Em uma tarde ensolarada, sem energia para sair da cama, meu pai apertou o Pikachu de brinquedo cujo barulho chamava quem estivesse na casa. Entrei no quarto e ele carinhosamente pediu para me sentar na cama ao lado dele. “Você está escondendo alguma coisa de mim? Se estiver escondendo, quero que diga tudo, não esconda nada.” E comportas da minha represa há muito tempo em seu limite foram abertas. E para todos da nossa família. E com isso a sensação de que agora, depois de tantos meses, começaríamos a sofrer juntos. Não mais sozinhos.

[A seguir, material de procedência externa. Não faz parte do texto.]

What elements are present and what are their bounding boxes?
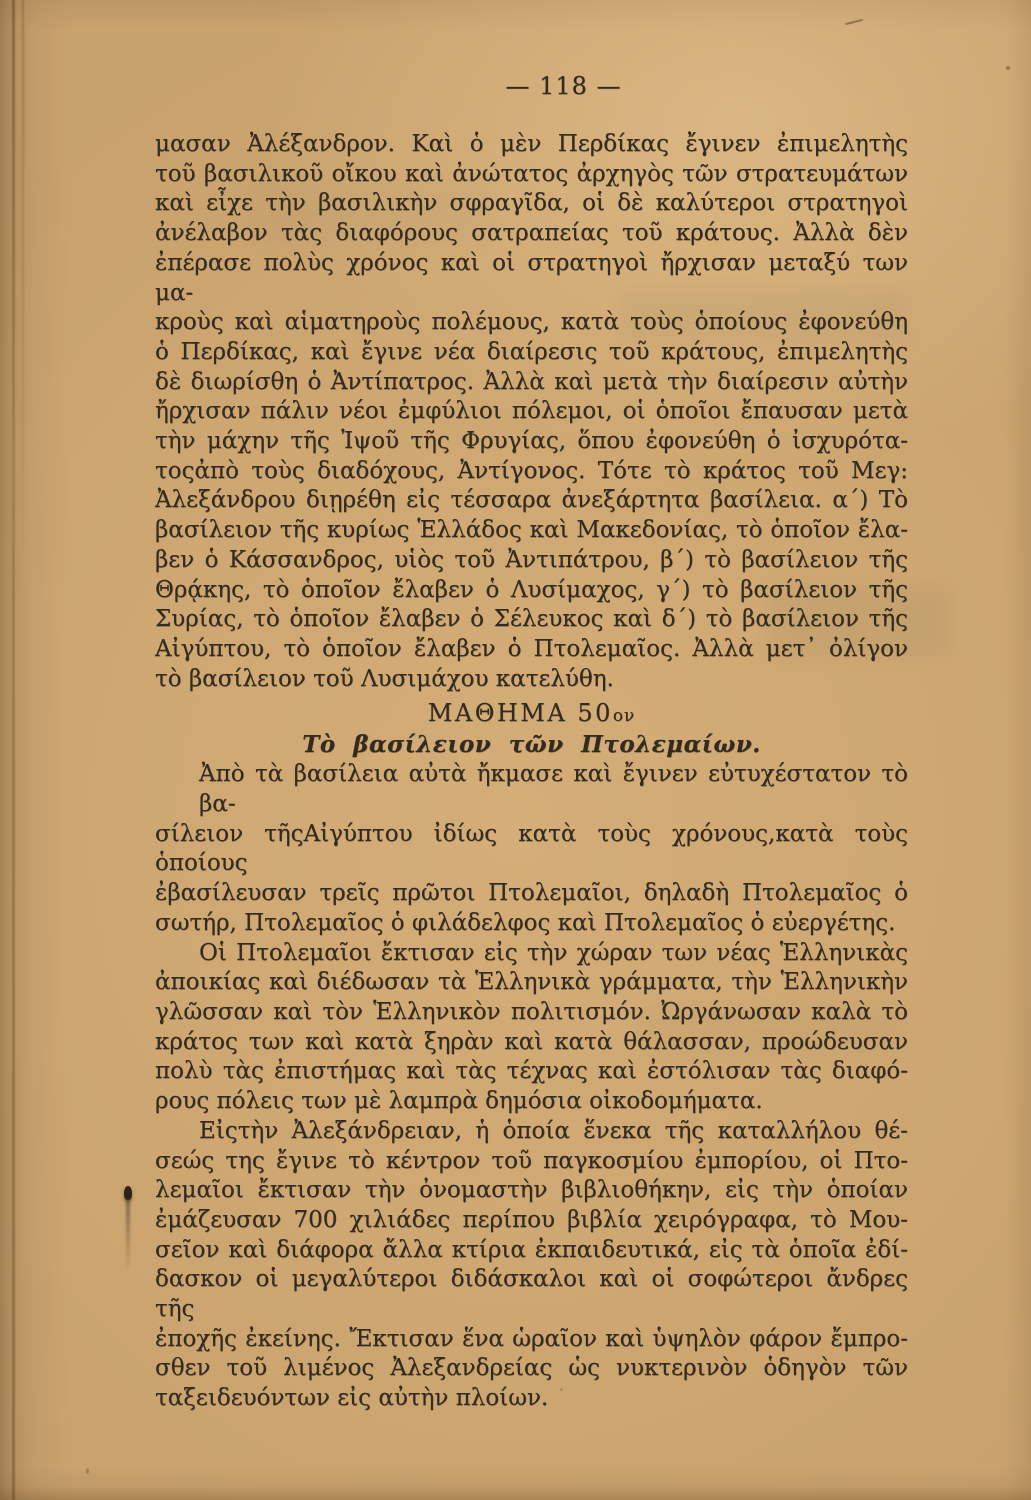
text-line: κράτος των καὶ κατὰ ξηρὰν καὶ κατὰ θάλασ…	[155, 1028, 908, 1058]
paper-crease-faint	[22, 0, 24, 560]
chapter-subtitle: Τὸ βασίλειον τῶν Πτολεμαίων.	[155, 730, 908, 760]
paragraph-continuation: μασαν Ἀλέξανδρον. Καὶ ὁ μὲν Περδίκας ἔγι…	[155, 130, 908, 694]
lesson-heading: ΜΑΘΗΜΑ 50ον	[155, 698, 908, 730]
text-line: λεμαῖοι ἔκτισαν τὴν ὀνομαστὴν βιβλιοθήκη…	[155, 1176, 908, 1206]
text-line: πολὺ τὰς ἐπιστήμας καὶ τὰς τέχνας καὶ ἐσ…	[155, 1057, 908, 1087]
text-line: ἐπέρασε πολὺς χρόνος καὶ οἱ στρατηγοὶ ἤρ…	[155, 249, 908, 308]
lesson-number-suffix: ον	[613, 705, 635, 725]
text-line: ἐποχῆς ἐκείνης. Ἔκτισαν ἕνα ὡραῖον καὶ ὑ…	[155, 1325, 908, 1355]
text-line: σθεν τοῦ λιμένος Ἀλεξανδρείας ὡς νυκτερι…	[155, 1354, 908, 1384]
text-line: ὁ Περδίκας, καὶ ἔγινε νέα διαίρεσις τοῦ …	[155, 338, 908, 368]
text-line: βασίλειον τῆς κυρίως Ἑλλάδος καὶ Μακεδον…	[155, 516, 908, 546]
text-line: Θρᾴκης, τὸ ὁποῖον ἔλαβεν ὁ Λυσίμαχος, γ΄…	[155, 576, 908, 606]
text-line: ἀνέλαβον τὰς διαφόρους σατραπείας τοῦ κρ…	[155, 219, 908, 249]
paper-crease	[12, 0, 15, 1500]
text-line: δὲ διωρίσθη ὁ Ἀντίπατρος. Ἀλλὰ καὶ μετὰ …	[155, 368, 908, 398]
text-line: Εἰςτὴν Ἀλεξάνδρειαν, ἡ ὁποία ἕνεκα τῆς κ…	[155, 1117, 908, 1147]
text-line: τοςἀπὸ τοὺς διαδόχους, Ἀντίγονος. Τότε τ…	[155, 457, 908, 487]
text-line: κροὺς καὶ αἱματηροὺς πολέμους, κατὰ τοὺς…	[155, 308, 908, 338]
paragraph-alexandria: Εἰςτὴν Ἀλεξάνδρειαν, ἡ ὁποία ἕνεκα τῆς κ…	[155, 1117, 908, 1414]
lesson-label: ΜΑΘΗΜΑ	[428, 699, 567, 727]
text-line: Ἀπὸ τὰ βασίλεια αὐτὰ ἤκμασε καὶ ἔγινεν ε…	[155, 760, 908, 819]
text-line: τοῦ βασιλικοῦ οἴκου καὶ ἀνώτατος ἀρχηγὸς…	[155, 160, 908, 190]
text-line: Ἀλεξάνδρου διῃρέθη εἰς τέσσαρα ἀνεξάρτητ…	[155, 486, 908, 516]
text-line: ἐμάζευσαν 700 χιλιάδες περίπου βιβλία χε…	[155, 1206, 908, 1236]
scanned-book-page: — 118 — μασαν Ἀλέξανδρον. Καὶ ὁ μὲν Περδ…	[0, 0, 1031, 1500]
ink-blot-smear	[126, 1198, 130, 1270]
paragraph-ptolemies-rise: Ἀπὸ τὰ βασίλεια αὐτὰ ἤκμασε καὶ ἔγινεν ε…	[155, 760, 908, 938]
text-line: σωτήρ, Πτολεμαῖος ὁ φιλάδελφος καὶ Πτολε…	[155, 909, 908, 939]
text-line: γλῶσσαν καὶ τὸν Ἑλληνικὸν πολιτισμόν. Ὠρ…	[155, 998, 908, 1028]
text-line: ταξειδευόντων εἰς αὐτὴν πλοίων.	[155, 1384, 908, 1414]
ink-speck	[1006, 66, 1010, 70]
text-line: βεν ὁ Κάσσανδρος, υἱὸς τοῦ Ἀντιπάτρου, β…	[155, 546, 908, 576]
ink-speck	[86, 1468, 89, 1474]
body-text: μασαν Ἀλέξανδρον. Καὶ ὁ μὲν Περδίκας ἔγι…	[155, 130, 908, 1414]
text-line: δασκον οἱ μεγαλύτεροι διδάσκαλοι καὶ οἱ …	[155, 1265, 908, 1324]
text-line: τὸ βασίλειον τοῦ Λυσιμάχου κατελύθη.	[155, 665, 908, 695]
text-line: ἤρχισαν πάλιν νέοι ἐμφύλιοι πόλεμοι, οἱ …	[155, 397, 908, 427]
text-line: σίλειον τῆςΑἰγύπτου ἰδίως κατὰ τοὺς χρόν…	[155, 820, 908, 879]
text-line: Αἰγύπτου, τὸ ὁποῖον ἔλαβεν ὁ Πτολεμαῖος.…	[155, 635, 908, 665]
scratch-mark	[845, 19, 863, 25]
text-line: ἐβασίλευσαν τρεῖς πρῶτοι Πτολεμαῖοι, δηλ…	[155, 879, 908, 909]
page-number: — 118 —	[187, 72, 940, 100]
text-line: ἀποικίας καὶ διέδωσαν τὰ Ἑλληνικὰ γράμμα…	[155, 968, 908, 998]
text-line: Οἱ Πτολεμαῖοι ἔκτισαν εἰς τὴν χώραν των …	[155, 939, 908, 969]
text-line: τὴν μάχην τῆς Ἰψοῦ τῆς Φρυγίας, ὅπου ἐφο…	[155, 427, 908, 457]
text-line: μασαν Ἀλέξανδρον. Καὶ ὁ μὲν Περδίκας ἔγι…	[155, 130, 908, 160]
text-line: σεώς της ἔγινε τὸ κέντρον τοῦ παγκοσμίου…	[155, 1147, 908, 1177]
paragraph-greek-culture: Οἱ Πτολεμαῖοι ἔκτισαν εἰς τὴν χώραν των …	[155, 939, 908, 1117]
lesson-number: 50	[577, 699, 613, 727]
text-line: σεῖον καὶ διάφορα ἄλλα κτίρια ἐκπαιδευτι…	[155, 1236, 908, 1266]
text-line: καὶ εἶχε τὴν βασιλικὴν σφραγῖδα, οἱ δὲ κ…	[155, 189, 908, 219]
text-line: ρους πόλεις των μὲ λαμπρὰ δημόσια οἰκοδο…	[155, 1087, 908, 1117]
text-line: Συρίας, τὸ ὁποῖον ἔλαβεν ὁ Σέλευκος καὶ …	[155, 605, 908, 635]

Dizer a verdade insuportável para meu pai, ao invés de lhe tirar o chão, deu um novo chão para ele continuar na guerra, com nova armas, podendo conceber e planejar novos conceitos de vitória. Agora ele sentia que podia confiar na gente, nada estava sendo escondido e, apesar de ser triste, agora havia um senso de apreciação de sua parte. Como se agora lhe fosse concedida a oportunidade de concluir sua história antes de partir.

A despedida é um dos momentos mais profundos nos relacionamentos. A perspectiva de que as coisas não são para sempre é surpreendentemente libertadora. Dar amor, carinho, cuidado ou perdoar, ceder e ser grato pelos momentos que passamos juntos se torna totalmente incondicional. Faz com que nossa apreciação se resuma ao momento presente. 

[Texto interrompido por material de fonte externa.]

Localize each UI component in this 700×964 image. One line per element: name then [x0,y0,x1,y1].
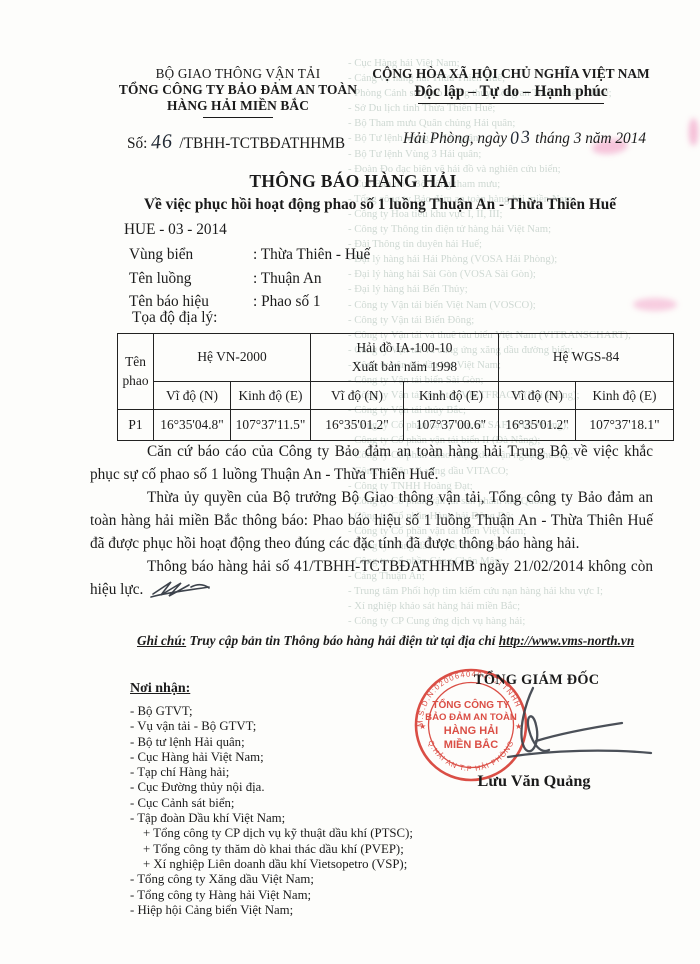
vn2000-lat-cell: 16°35'04.8" [154,410,231,441]
recipient-item: - Cục Hàng hải Việt Nam; [130,750,413,765]
chart-group-line2: Xuất bản năm 1998 [311,358,498,376]
table-row-p1: P1 16°35'04.8" 107°37'11.5" 16°35'01.2" … [118,410,674,441]
column-header-lat: Vĩ độ (N) [499,382,576,410]
bleedthrough-line: - Đại lý hàng hải Hải Phòng (VOSA Hải Ph… [348,252,696,267]
note-line: Ghi chú: Truy cập bản tin Thông báo hàng… [137,633,657,649]
recipient-item: - Tổng công ty Hàng hải Việt Nam; [130,888,413,903]
ministry-name: BỘ GIAO THÔNG VẬN TẢI [118,66,358,82]
info-row-channel: Tên luồng: Thuận An [129,267,370,291]
date-day-handwritten: 03 [509,126,533,149]
note-url: http://www.vms-north.vn [499,633,634,648]
recipient-subitem: + Tổng công ty CP dịch vụ kỹ thuật dầu k… [130,826,413,841]
info-value: : Thừa Thiên - Huế [253,246,370,263]
table-subheader-row: Vĩ độ (N) Kinh độ (E) Vĩ độ (N) Kinh độ … [118,382,674,410]
stamp-center-line4: MIỀN BẮC [444,738,498,751]
column-header-lat: Vĩ độ (N) [154,382,231,410]
pink-ink-smudge [689,118,698,146]
place-date-line: Hải Phòng, ngày03tháng 3 năm 2014 [403,127,646,148]
vn2000-lon-cell: 107°37'11.5" [231,410,311,441]
coordinates-heading: Tọa độ địa lý: [132,309,217,327]
document-subtitle: Về việc phục hồi hoạt động phao số 1 luồ… [70,196,690,214]
column-header-lon: Kinh độ (E) [231,382,311,410]
recipient-item: - Bộ GTVT; [130,704,413,719]
handwritten-paraph-mark [149,579,211,599]
column-header-lon: Kinh độ (E) [576,382,674,410]
corporation-name-line1: TỔNG CÔNG TY BẢO ĐẢM AN TOÀN [118,82,358,98]
recipient-item: - Cục Cảnh sát biển; [130,796,413,811]
note-label: Ghi chú: [137,633,186,648]
recipient-item: - Tập đoàn Dầu khí Việt Nam; [130,811,413,826]
bleedthrough-line: - Xí nghiệp khảo sát hàng hải miền Bắc; [348,599,696,614]
note-text: Truy cập bản tin Thông báo hàng hải điện… [186,633,499,648]
recipient-subitem: + Tổng công ty thăm dò khai thác dầu khí… [130,842,413,857]
bleedthrough-line: - Đài Thông tin duyên hải Huế; [348,237,696,252]
bleedthrough-line: - Công ty CP Cung ứng dịch vụ hàng hải; [348,614,696,629]
stamp-star-left: ★ [419,722,426,731]
column-group-vn2000: Hệ VN-2000 [154,334,311,382]
bleedthrough-line: - Bộ Tư lệnh Vùng 3 Hải quân; [348,147,696,162]
body-text: Căn cứ báo cáo của Công ty Bảo đảm an to… [90,440,653,601]
bleedthrough-line: - Đại lý hàng hải Bến Thủy; [348,282,696,297]
issuing-org-block: BỘ GIAO THÔNG VẬN TẢI TỔNG CÔNG TY BẢO Đ… [118,66,358,118]
info-value: : Thuận An [253,270,322,287]
doc-number-label: Số: [127,135,147,152]
notice-reference-code: HUE - 03 - 2014 [124,221,227,239]
republic-name: CỘNG HÒA XÃ HỘI CHỦ NGHĨA VIỆT NAM [366,66,656,82]
header-divider [203,117,273,118]
paragraph-supersede: Thông báo hàng hải số 41/TBHH-TCTBĐATHHM… [90,555,653,601]
doc-number-code: /TBHH-TCTBĐATHHMB [179,135,345,152]
recipient-item: - Tổng công ty Xăng dầu Việt Nam; [130,872,413,887]
info-label: Tên luồng [129,267,253,291]
doc-number-handwritten: 46 [151,130,175,154]
pink-ink-smudge [633,298,677,311]
recipients-heading: Nơi nhận: [130,681,413,697]
recipient-subitem: + Xí nghiệp Liên doanh dầu khí Vietsopet… [130,857,413,872]
coordinates-table: Tên phao Hệ VN-2000 Hải đồ IA-100-10 Xuấ… [117,333,674,441]
document-title: THÔNG BÁO HÀNG HẢI [3,171,700,192]
signer-name: Lưu Văn Quảng [458,772,610,791]
stamp-center-line3: HÀNG HẢI [444,724,498,737]
recipient-item: - Tạp chí Hàng hải; [130,765,413,780]
corporation-name-line2: HÀNG HẢI MIỀN BẮC [118,98,358,114]
info-label: Vùng biển [129,243,253,267]
column-group-chart: Hải đồ IA-100-10 Xuất bản năm 1998 [311,334,499,382]
chart-lon-cell: 107°37'00.6" [404,410,499,441]
bleedthrough-line: - Công ty Vận tải Biển Đông; [348,313,696,328]
info-value: : Phao số 1 [253,293,321,310]
recipient-item: - Vụ vận tải - Bộ GTVT; [130,719,413,734]
info-block: Vùng biển: Thừa Thiên - Huế Tên luồng: T… [129,243,370,314]
column-header-lat: Vĩ độ (N) [311,382,404,410]
signature-ink [500,684,665,769]
recipients-block: Nơi nhận: - Bộ GTVT; - Vụ vận tải - Bộ G… [130,681,413,918]
column-group-wgs84: Hệ WGS-84 [499,334,674,382]
bleedthrough-line: - Đại lý hàng hải Sài Gòn (VOSA Sài Gòn)… [348,267,696,282]
document-number-line: Số:46/TBHH-TCTBĐATHHMB [127,131,345,154]
recipient-item: - Cục Đường thủy nội địa. [130,780,413,795]
paragraph-announcement: Thừa ủy quyền của Bộ trưởng Bộ Giao thôn… [90,486,653,555]
wgs84-lon-cell: 107°37'18.1" [576,410,674,441]
date-rest: tháng 3 năm 2014 [535,130,646,147]
info-row-region: Vùng biển: Thừa Thiên - Huế [129,243,370,267]
bleedthrough-line: - Công ty Thông tin điện tử hàng hải Việ… [348,222,696,237]
recipient-item: - Bộ tư lệnh Hải quân; [130,735,413,750]
chart-group-line1: Hải đồ IA-100-10 [311,339,498,357]
chart-lat-cell: 16°35'01.2" [311,410,404,441]
table-group-header-row: Tên phao Hệ VN-2000 Hải đồ IA-100-10 Xuấ… [118,334,674,382]
column-header-lon: Kinh độ (E) [404,382,499,410]
recipient-item: - Hiệp hội Cảng biển Việt Nam; [130,903,413,918]
date-prefix: Hải Phòng, ngày [403,130,507,147]
scanned-maritime-notice-page: - Cục Hàng hải Việt Nam; - Cảng vụ hàng … [0,0,700,964]
paragraph-basis: Căn cứ báo cáo của Công ty Bảo đảm an to… [90,440,653,486]
buoy-name-cell: P1 [118,410,154,441]
wgs84-lat-cell: 16°35'01.2" [499,410,576,441]
national-header-block: CỘNG HÒA XÃ HỘI CHỦ NGHĨA VIỆT NAM Độc l… [366,66,656,104]
column-header-buoy-name: Tên phao [118,334,154,410]
stamp-center-line1: TỔNG CÔNG TY [432,698,510,711]
motto-divider [418,103,604,104]
signer-title: TỔNG GIÁM ĐỐC [474,672,599,689]
national-motto: Độc lập – Tự do – Hạnh phúc [366,83,656,101]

Mas esquecemos que todos nós temos uma doença terminal. Que nossos dias são contados. Que, mais cedo ou mais tarde, tudo aquilo que nos identicamos como sendo “eu” irá se desfazer. Nossos relacionamentos, profissão, posses, opiniões, corpo, tudo se mostrará fulgaz. Contra esse fato, a ideia de que “vai dar tudo certo” apenas nos enfraquece. E quando chega a hora de encararmos a verdade nos sentimos sozinhos, ameaçados, vitimizados, negligenciados. Como se o mundo ou Deus estivesse sendo injusto apenas com a gente.

Em uma guerra onde o inimigo é desconhecido e traiçoeiro, as táticas para vencê-lo também se mostram desconhecidas e traiçoeiras. Foge do senso comum, vira o bom senso do avesso. Uma nova perspectiva se mostra necessária. Vencer ou perder não é mais a questão. Talvez seja lembrar que jamais permaneceremos em um único lugar. E, por mais grandiosas ou terríveis que se mostrem, todas as guerras da nossa vida não consegue escapar de sempre ter um começo, meio e fim.